I started blogging in 2008 as a creative outlet. I had never considered myself a writer, but I would notice funny, quirky things around me and think, “I’d love to write about that.” What started out as a hobby, soon formed a community of friends for me, and eventually led to writing my memoir.
How different is it to write a book versus a blog?
At first, the thought of writing a book seemed overwhelming and intimidating. It felt more “permanent” than a blog, and I put a lot of pressure on myself for it to be profound. What I realized during the process, however, was to just be myself. My authentic writing voice is what drew my community to me in the first place, so I just kept it, with all of my flaws, doubts and fears. The nice thing is that if you meet me “in real life,” you know you are meeting the same person from my blog and from Rare Bird.
What does writing do for you?
Writing has definitely been cathartic for me. Recently I was writing about the first Thanksgiving without our son, Jack, and the tears started to flow—almost three years later. And it was good. I find writing to be much more energizing than exhausting, but I have to make myself get off of Facebook in order to write!
Do you feel “good” at writing now that you have a best seller under your belt?
Well, I would certainly like to learn more about the craft of writing, but writing a best-seller does give me the confidence to explore what comes next. I think that remembering the hard things we have done in the past can get us through challenges ahead. Now I can say, “Well, if I wrote a book, maybe I can do this!”
Do lighter topics still interest you?
Absolutely! My writing has always been a mix of the humorous and the mundane, as well as more profound topics. After I started writing about grief, I wondered if that would be all I would write about for the rest of my life. The truth is, I am a bereaved mom who thinks a lot about life and death and heaven. But I’m also a suburban woman in her mid-40’s who thinks about childhood hunger, perimenopause, her gray roots and a lot of other things.
Do you have advice for the moms out there who may want to try their hand at blogging, writing articles, books, etc.?

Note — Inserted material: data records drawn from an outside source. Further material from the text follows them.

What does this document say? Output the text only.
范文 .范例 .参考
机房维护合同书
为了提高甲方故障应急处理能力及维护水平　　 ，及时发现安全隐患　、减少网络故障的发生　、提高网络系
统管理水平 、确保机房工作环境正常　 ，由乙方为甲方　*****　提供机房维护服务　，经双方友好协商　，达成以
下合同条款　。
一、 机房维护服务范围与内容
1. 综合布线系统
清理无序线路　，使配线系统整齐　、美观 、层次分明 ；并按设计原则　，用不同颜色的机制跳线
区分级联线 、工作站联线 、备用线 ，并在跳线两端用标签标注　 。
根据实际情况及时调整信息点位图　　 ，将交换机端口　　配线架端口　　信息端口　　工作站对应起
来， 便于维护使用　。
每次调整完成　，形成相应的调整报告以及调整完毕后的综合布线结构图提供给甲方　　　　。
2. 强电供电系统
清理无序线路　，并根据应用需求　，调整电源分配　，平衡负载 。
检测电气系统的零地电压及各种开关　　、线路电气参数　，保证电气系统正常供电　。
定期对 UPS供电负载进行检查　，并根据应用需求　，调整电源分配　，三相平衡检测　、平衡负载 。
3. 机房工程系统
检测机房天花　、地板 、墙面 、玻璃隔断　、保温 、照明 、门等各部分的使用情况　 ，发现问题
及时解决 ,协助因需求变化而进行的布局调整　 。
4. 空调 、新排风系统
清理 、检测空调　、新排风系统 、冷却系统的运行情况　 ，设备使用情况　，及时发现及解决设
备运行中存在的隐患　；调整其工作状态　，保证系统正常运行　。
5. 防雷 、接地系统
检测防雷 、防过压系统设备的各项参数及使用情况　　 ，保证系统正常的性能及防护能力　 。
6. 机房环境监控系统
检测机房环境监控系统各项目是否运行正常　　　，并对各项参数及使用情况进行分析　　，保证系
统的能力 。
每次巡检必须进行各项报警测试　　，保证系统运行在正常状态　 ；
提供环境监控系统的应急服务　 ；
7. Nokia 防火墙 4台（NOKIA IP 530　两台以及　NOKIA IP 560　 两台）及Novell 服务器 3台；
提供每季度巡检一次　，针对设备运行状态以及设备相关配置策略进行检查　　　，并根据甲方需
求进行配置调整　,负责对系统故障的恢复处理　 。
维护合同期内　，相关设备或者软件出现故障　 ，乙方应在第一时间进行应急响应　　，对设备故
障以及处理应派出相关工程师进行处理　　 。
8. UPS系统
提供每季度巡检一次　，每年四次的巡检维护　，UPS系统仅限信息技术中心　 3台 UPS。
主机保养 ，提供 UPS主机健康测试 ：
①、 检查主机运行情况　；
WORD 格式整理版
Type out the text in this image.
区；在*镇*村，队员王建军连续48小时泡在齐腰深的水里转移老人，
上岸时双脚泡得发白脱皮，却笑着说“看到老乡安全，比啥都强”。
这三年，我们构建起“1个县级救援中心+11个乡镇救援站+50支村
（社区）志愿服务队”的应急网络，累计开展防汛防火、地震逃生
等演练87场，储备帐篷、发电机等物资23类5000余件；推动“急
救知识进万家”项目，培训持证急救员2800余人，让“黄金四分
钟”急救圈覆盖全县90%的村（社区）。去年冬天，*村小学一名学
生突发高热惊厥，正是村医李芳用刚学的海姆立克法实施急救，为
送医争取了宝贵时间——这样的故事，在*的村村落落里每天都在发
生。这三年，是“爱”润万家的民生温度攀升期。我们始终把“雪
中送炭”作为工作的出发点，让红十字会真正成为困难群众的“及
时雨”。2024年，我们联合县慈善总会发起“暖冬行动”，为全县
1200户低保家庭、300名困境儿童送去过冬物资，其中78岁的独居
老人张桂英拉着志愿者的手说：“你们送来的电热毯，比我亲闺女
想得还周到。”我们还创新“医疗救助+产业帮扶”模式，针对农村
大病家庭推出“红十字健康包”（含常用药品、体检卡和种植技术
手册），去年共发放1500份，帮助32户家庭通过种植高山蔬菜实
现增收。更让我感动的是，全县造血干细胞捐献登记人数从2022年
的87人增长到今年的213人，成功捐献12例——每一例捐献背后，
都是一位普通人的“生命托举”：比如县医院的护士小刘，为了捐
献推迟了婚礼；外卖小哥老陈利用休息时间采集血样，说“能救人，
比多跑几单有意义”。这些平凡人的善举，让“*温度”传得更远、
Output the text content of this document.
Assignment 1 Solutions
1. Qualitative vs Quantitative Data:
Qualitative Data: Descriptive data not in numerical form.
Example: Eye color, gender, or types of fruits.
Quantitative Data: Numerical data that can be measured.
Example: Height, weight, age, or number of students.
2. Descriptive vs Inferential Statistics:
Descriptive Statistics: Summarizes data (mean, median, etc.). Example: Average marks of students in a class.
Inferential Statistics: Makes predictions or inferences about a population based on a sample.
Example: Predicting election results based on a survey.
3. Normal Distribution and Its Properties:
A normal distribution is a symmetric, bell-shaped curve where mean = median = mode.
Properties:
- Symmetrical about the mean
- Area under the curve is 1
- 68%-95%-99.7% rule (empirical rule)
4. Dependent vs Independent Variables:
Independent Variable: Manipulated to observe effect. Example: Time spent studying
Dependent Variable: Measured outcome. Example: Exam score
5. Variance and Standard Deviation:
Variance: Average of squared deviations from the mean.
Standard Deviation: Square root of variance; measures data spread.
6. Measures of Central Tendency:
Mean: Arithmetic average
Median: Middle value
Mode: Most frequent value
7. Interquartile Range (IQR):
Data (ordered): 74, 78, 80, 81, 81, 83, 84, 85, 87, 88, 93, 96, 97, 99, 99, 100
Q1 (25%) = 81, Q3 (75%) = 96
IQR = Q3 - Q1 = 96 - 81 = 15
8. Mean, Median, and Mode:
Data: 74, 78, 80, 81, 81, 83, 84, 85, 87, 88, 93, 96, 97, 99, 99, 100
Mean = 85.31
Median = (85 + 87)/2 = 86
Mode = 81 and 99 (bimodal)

Well, if I started a blog, so can you. It’s free, simple to set up, and you can make of it what you want. And with the rise of self-publishing, writing a book is more accessible than ever. I believe telling our honest stories is a meaningful way to connect with others. If you have a story to tell, that is bubbling up inside you, perhaps you have a need to tell it, and someone else needs to hear it!
What about books as gifts? Recommendations?
I love to give books as a gift. I almost always buy my husband, Tim, a nice hardcover for Christmas. The bonus is that I get to read it when he is finished. I also buy my daughter books. This season I would recommend Wild by Cheryl Strayed, The Glass Castle by Jeannette Walls, and Unbroken by Laura Hillenbrand. They are all the subject of upcoming movies, and if the movies are half as good as the books are, they will be terrific. For little kids I recommend: God Made Light by Matthew Paul Turner.